Évangile de Jésus Christ selon Saint Jean (Jn14, 1-12)

BILLET DE MANU, DIACRE

 

En lisant ce texte bien connu en cette période particulière, je me suis d’abord arrêté sur Thomas, ses questions, son angoisse, son envie de comprendre.

Et j’ai pensé à beaucoup d’entre nous en ce moment et à nos sentiments troublés : peur, désarroi, envie de liberté…

 

“Je suis le Chemin, la Vérité et la Vie”, répond notamment Jésus. Une phrase à la fois belle, compliquée et énigmatique. On pourrait d’abord la trouver un peu définitive, prétentieuse. “Pour qui il se prend ?”, ont peut-être même pensé des  contemporains de Jésus.

Jésus aurait pu dire seulement, je suis la vérité et la vie. C’était déjà beau. Mais il ajoute le “chemin” : c’est encore mieux, plus profond. Parce qu’il y est question de foi, de confiance, de liberté. Je voudrais m’arrêter aujourd’hui plus particulièrement sur ce “chemin”.

–                      Si Jésus est le chemin, ça veut dire qu’il faut au minimum savoir où il se trouve, le repérer, comme sur une carte : lire l’Évangile, partager, célébrer sa Parole, étudier, se former, prier… On ne peut pas emprunter ce chemin, suivre Jésus, sans ouvrir ces portes.

Ces dernières semaines ont d’ailleurs bousculé notre équilibre spirituel. Pas de célébrations, peu de rencontres… Mais on a inventé, vécu notre chemin autrement… Avec skype, le téléphone, la télé… Est-ce qu’on s’est laissé bousculer ? Où est-ce qu’on s’est accroché à notre train-train, notre routine ? Est-ce qu’on a inventé des chemins, est-ce qu’on s’est arrêté net ou est-ce qu’on s’est un peu perdu ?

–                      Si Jésus est le chemin, cela veut dire qu’il nous faut nous mettre en route. Et qu’il ne sera sans doute pas parfaitement balisé : il nous réservera des surprises. Un chemin n’est pas fait pour être regardé mais pour être emprunté. On s’y risque dans la confiance.

Le plus important n’est pas de savoir où il faut aller, comme si on était rempli de certitudes, mais de se mettre en marche. Mgr Rouet, ancien évêque de Poitiers le disait ainsi : “La foi chrétienne commence par les pieds, parce qu’il faut y aller.” Qu’est-ce qui m’empêche parfois de me mettre en route ? Qu’est-ce que j’attends pour me risquer à vivre et à faire vivre l’Évangile ?

–                      Si Jésus est le chemin, et pas une autoroute, cela signifie aussi que tout n’est pas parfaitement droit et rapide pour arriver au bout. Il y a des obstacles, des embûches, des douleurs, des questions, des doutes… Nous en avons vécu particulièrement ces derniers mois.  Il faut accepter et reconnaître nos limites, nos faiblesses. Dans ces difficultés, est-ce que j’ose faire confiance à Dieu, est-ce que j’accepte de me reposer sur Lui, est-ce que je supporte de ne pas pouvoir tout maîtriser et de m’en remettre à Lui ?

–                      Si Jésus est le chemin, ça veut dire que nous ne sommes pas seuls sur ce chemin, ce n’est pas un chemin privé, individuel : notre vie n’a de sens que dans la rencontre avec l’autre, dans la charité, dans l’attention aux plus petits, ceux qui ont plus de mal à avancer. Jésus nous l’a montré. Le confinement nous l’a montré : le courage des soignants, la mobilisation solidaire des chercheurs, les coups de main aux personnes isolées ou les coups de fil à un ami oublié. Être solidaires sur ce chemin, aussi dans l’épreuve. Comment je suis signe d’Amour sur ce chemin nouveau ?

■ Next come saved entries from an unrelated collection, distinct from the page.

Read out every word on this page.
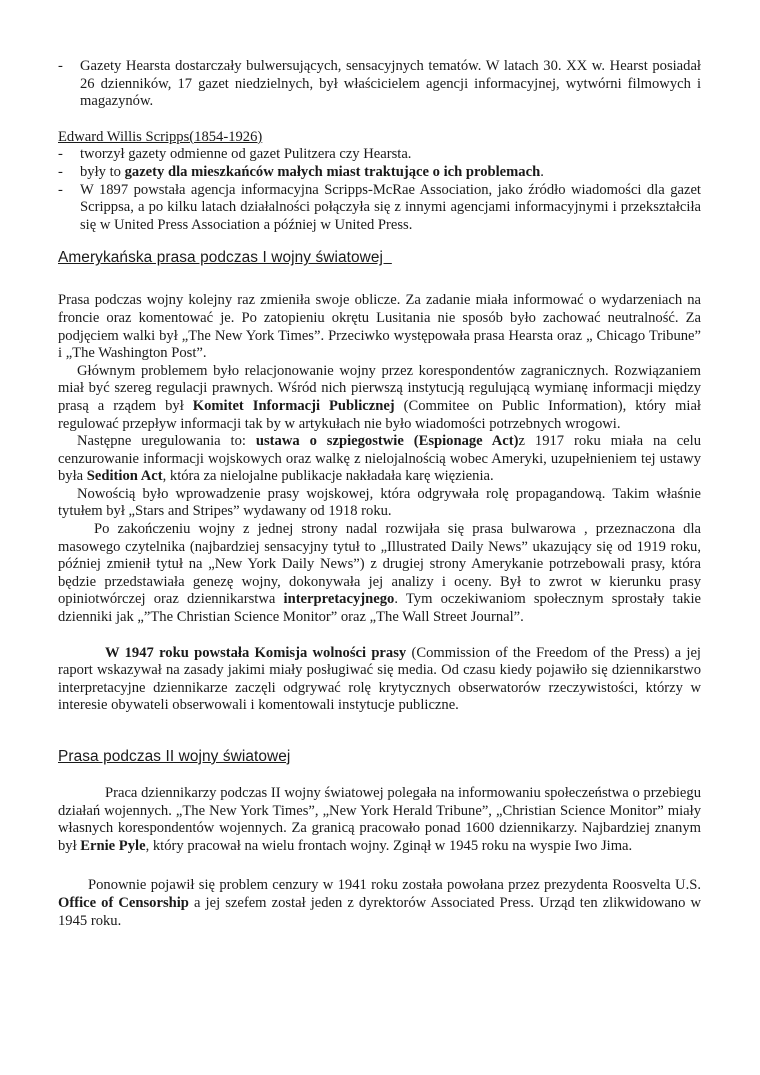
- Gazety Hearsta dostarczały bulwersujących, sensacyjnych tematów. W latach 30. XX w. Hearst posiadał 26 dzienników, 17 gazet niedzielnych, był właścicielem agencji informacyjnej, wytwórni filmowych i magazynów.
Edward Willis Scripps(1854-1926)
- tworzył gazety odmienne od gazet Pulitzera czy Hearsta.
- były to gazety dla mieszkańców małych miast traktujące o ich problemach.
- W 1897 powstała agencja informacyjna Scripps-McRae Association, jako źródło wiadomości dla gazet Scrippsa, a po kilku latach działalności połączyła się z innymi agencjami informacyjnymi i przekształciła się w United Press Association a później w United Press.
Amerykańska prasa podczas I wojny światowej

Prasa podczas wojny kolejny raz zmieniła swoje oblicze. Za zadanie miała informować o wydarzeniach na froncie oraz komentować je. Po zatopieniu okrętu Lusitania nie sposób było zachować neutralność. Za podjęciem walki był „The New York Times”. Przeciwko występowała prasa Hearsta oraz „ Chicago Tribune” i „The Washington Post”.

Głównym problemem było relacjonowanie wojny przez korespondentów zagranicznych. Rozwiązaniem miał być szereg regulacji prawnych. Wśród nich pierwszą instytucją regulującą wymianę informacji między prasą a rządem był Komitet Informacji Publicznej (Commitee on Public Information), który miał regulować przepływ informacji tak by w artykułach nie było wiadomości potrzebnych wrogowi.

Następne uregulowania to: ustawa o szpiegostwie (Espionage Act)z 1917 roku miała na celu cenzurowanie informacji wojskowych oraz walkę z nielojalnością wobec Ameryki, uzupełnieniem tej ustawy była Sedition Act, która za nielojalne publikacje nakładała karę więzienia.

Nowością było wprowadzenie prasy wojskowej, która odgrywała rolę propagandową. Takim właśnie tytułem był „Stars and Stripes” wydawany od 1918 roku.

Po zakończeniu wojny z jednej strony nadal rozwijała się prasa bulwarowa , przeznaczona dla masowego czytelnika (najbardziej sensacyjny tytuł to „Illustrated Daily News” ukazujący się od 1919 roku, później zmienił tytuł na „New York Daily News”) z drugiej strony Amerykanie potrzebowali prasy, która będzie przedstawiała genezę wojny, dokonywała jej analizy i oceny. Był to zwrot w kierunku prasy opiniotwórczej oraz dziennikarstwa interpretacyjnego. Tym oczekiwaniom społecznym sprostały takie dzienniki jak „”The Christian Science Monitor” oraz „The Wall Street Journal”.

W 1947 roku powstała Komisja wolności prasy (Commission of the Freedom of the Press) a jej raport wskazywał na zasady jakimi miały posługiwać się media. Od czasu kiedy pojawiło się dziennikarstwo interpretacyjne dziennikarze zaczęli odgrywać rolę krytycznych obserwatorów rzeczywistości, którzy w interesie obywateli obserwowali i komentowali instytucje publiczne.

Prasa podczas II wojny światowej

Praca dziennikarzy podczas II wojny światowej polegała na informowaniu społeczeństwa o przebiegu działań wojennych. „The New York Times”, „New York Herald Tribune”, „Christian Science Monitor” miały własnych korespondentów wojennych. Za granicą pracowało ponad 1600 dziennikarzy. Najbardziej znanym był Ernie Pyle, który pracował na wielu frontach wojny. Zginął w 1945 roku na wyspie Iwo Jima.

Ponownie pojawił się problem cenzury w 1941 roku została powołana przez prezydenta Roosvelta U.S. Office of Censorship a jej szefem został jeden z dyrektorów Associated Press. Urząd ten zlikwidowano w 1945 roku.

–                      Si Jésus est le chemin, il faut aussi savoir faire des pauses, se reposer, regarder en arrière, admirer le beau le long de la route. Il y en a eu pendant ce confinement.

Des stops salutaires, qui font du bien. Où on regarde en arrière. Pour mieux vivre le présent, pour mieux préparer l’après. Entre peur et découragement face à la crise que nous vivons, nous peinons à imaginer le monde d’après. Nous découvrons encore plus que tout est fragile, que l’on va naviguer dans un monde encore plus incertain. Comment sur ce chemin nouveau être des balises pour les autres ? Comment contribuer à faire de notre société un chemin de vérité et de vie à l’image du Christ ?

 

Il y a mille et une manières de faire sa part pour permettre à tous de suivre ce chemin de bonheur et d’espérance que nous propose de suivre Jésus. Chacun à sa façon, avec ses talents, à sa place. Car oui,  “dans la maison du Père, il y a de nombreuses demeures.”